One common use case for compute shaders is for image post-processing effects. Remember however, that fragment shaders have access to many fixed-function features in the hardware. Such features can speed up things, reduce power, and even reduce bandwidth.
You must understand the following concepts:
- Fragment shading.
- Pipeline bubbles.
Here are some advantages to using fragment shading for image processing:
- Texture coordinates are interpolated using fixed function hardware when using varying interpolation. In turn, freeing up shader cycles for more useful workloads.
- Write out to memory can be done using the tile-writeback hardware in parallel to shader code.
- There is no need to range check imageStore() coordinates. Doing so can be a problem when you are using workgroups that do not subdivide a frame completely.
- It is possible to do framebuffer compression and transaction elimination.
Here are some advantages to using compute for image processing:
- It can be possible to exploit shared data sets between neighboring pixels. Doing so avoids extra passes for some algorithms.
- It is easier to work with larger working sets per thread, avoiding extra passes for some algorithms.
- For complicated algorithms such as FFTs, which need multiple fragment render passes, it is often possible to merge into a single compute dispatch.
How to optimize the use of image processing
Try using the following optimization steps:
- Use fragment shaders for simple image processing.

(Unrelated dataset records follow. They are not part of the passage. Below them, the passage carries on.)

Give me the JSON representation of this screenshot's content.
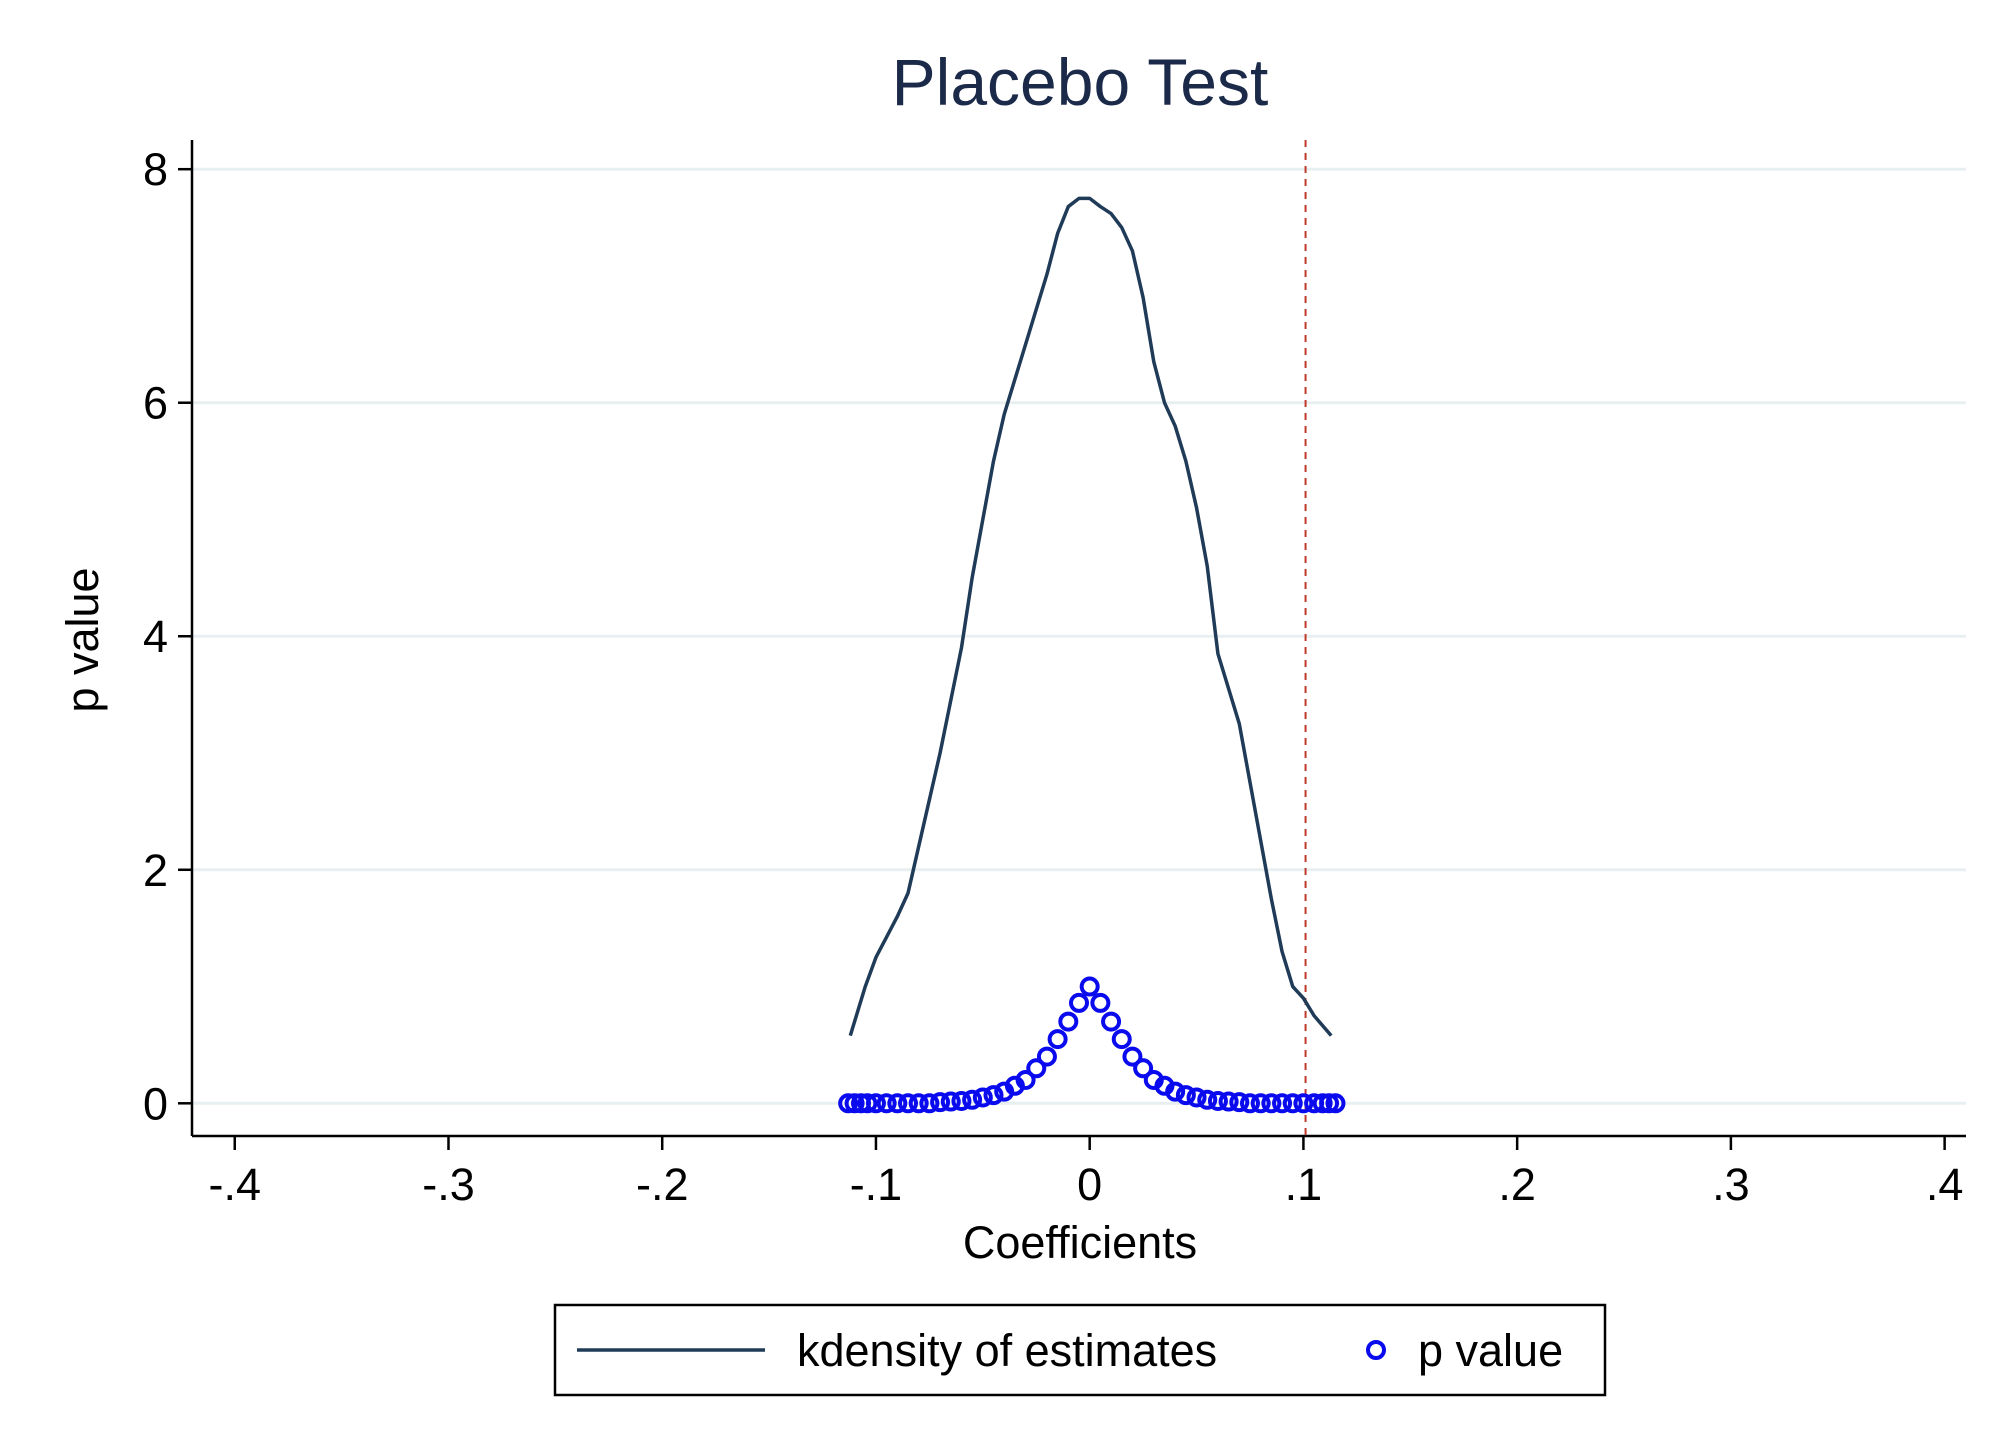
{
  "chart_data": {
    "type": "line",
    "title": "Placebo Test",
    "xlabel": "Coefficients",
    "ylabel": "p value",
    "xlim": [
      -0.42,
      0.41
    ],
    "ylim": [
      -0.28,
      8.25
    ],
    "x_ticks": [
      -0.4,
      -0.3,
      -0.2,
      -0.1,
      0,
      0.1,
      0.2,
      0.3,
      0.4
    ],
    "x_tick_labels": [
      "-.4",
      "-.3",
      "-.2",
      "-.1",
      "0",
      ".1",
      ".2",
      ".3",
      ".4"
    ],
    "y_ticks": [
      0,
      2,
      4,
      6,
      8
    ],
    "y_tick_labels": [
      "0",
      "2",
      "4",
      "6",
      "8"
    ],
    "grid": "horizontal",
    "reference_line": {
      "x": 0.101,
      "style": "dashed",
      "color": "#c0392b"
    },
    "series": [
      {
        "name": "kdensity of estimates",
        "kind": "line",
        "color": "#1f3b57",
        "x": [
          -0.112,
          -0.105,
          -0.1,
          -0.09,
          -0.085,
          -0.08,
          -0.07,
          -0.06,
          -0.055,
          -0.05,
          -0.045,
          -0.04,
          -0.035,
          -0.03,
          -0.02,
          -0.015,
          -0.01,
          -0.005,
          0,
          0.005,
          0.01,
          0.015,
          0.02,
          0.025,
          0.03,
          0.035,
          0.04,
          0.045,
          0.05,
          0.055,
          0.06,
          0.065,
          0.07,
          0.075,
          0.08,
          0.085,
          0.09,
          0.095,
          0.1,
          0.105,
          0.113
        ],
        "y": [
          0.58,
          1.0,
          1.25,
          1.6,
          1.8,
          2.2,
          3.0,
          3.9,
          4.5,
          5.0,
          5.5,
          5.9,
          6.2,
          6.5,
          7.1,
          7.45,
          7.68,
          7.75,
          7.75,
          7.68,
          7.62,
          7.5,
          7.3,
          6.9,
          6.35,
          6.0,
          5.8,
          5.5,
          5.1,
          4.6,
          3.85,
          3.55,
          3.25,
          2.75,
          2.25,
          1.75,
          1.3,
          1.0,
          0.9,
          0.75,
          0.58
        ]
      },
      {
        "name": "p value",
        "kind": "scatter",
        "color": "#0a0aef",
        "x": [
          -0.113,
          -0.11,
          -0.107,
          -0.104,
          -0.1,
          -0.095,
          -0.09,
          -0.085,
          -0.08,
          -0.075,
          -0.07,
          -0.065,
          -0.06,
          -0.055,
          -0.05,
          -0.045,
          -0.04,
          -0.035,
          -0.03,
          -0.025,
          -0.02,
          -0.015,
          -0.01,
          -0.005,
          0,
          0.005,
          0.01,
          0.015,
          0.02,
          0.025,
          0.03,
          0.035,
          0.04,
          0.045,
          0.05,
          0.055,
          0.06,
          0.065,
          0.07,
          0.075,
          0.08,
          0.085,
          0.09,
          0.095,
          0.1,
          0.105,
          0.109,
          0.112,
          0.115
        ],
        "y": [
          0.0,
          0.0,
          0.0,
          0.0,
          0.0,
          0.0,
          0.0,
          0.0,
          0.0,
          0.0,
          0.01,
          0.015,
          0.02,
          0.03,
          0.05,
          0.07,
          0.1,
          0.15,
          0.2,
          0.3,
          0.4,
          0.55,
          0.7,
          0.86,
          1.0,
          0.86,
          0.7,
          0.55,
          0.4,
          0.3,
          0.2,
          0.15,
          0.1,
          0.07,
          0.05,
          0.03,
          0.02,
          0.015,
          0.01,
          0.0,
          0.0,
          0.0,
          0.0,
          0.0,
          0.0,
          0.0,
          0.0,
          0.0,
          0.0
        ]
      }
    ],
    "legend": {
      "placement": "bottom-center",
      "entries": [
        "kdensity of estimates",
        "p value"
      ]
    }
  }
}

- For more complicated scenarios try using, and monitoring the performance of, compute shaders.
- Use texture() instead of imageLoad() for reading read-only texture data. texture() works with Arm Frame Buffer Compression (AFBC) textures that have been rendered by previous fragment passes. Using texture() also load balances the GPU pipelines better because texture() operations use the texture unit and both imageLoad() and imageStore() use the load or store unit. The load-store units are often already being used in compute shaders for generic memory accesses.
Things to avoid when optimizing your image processing implementation
Arm recommends that you:
- Do not use imageLoad() in compute unless you must use coherent read and writes within the dispatch.
- Do not use compute to process images that were produced by fragment shading. Doing so creates a backwards dependency that can cause a bubble. If fragment shader outputs are consumed by fragment shaders of later render passes, then render passes go through the pipeline more cleanly.
The negative impact of not using the correct image processing method
Compute shaders can be slower and less energy-efficient than fragment shaders for simple post-processing workloads. Examples of such workloads include: downscaling, upscaling, and blurs.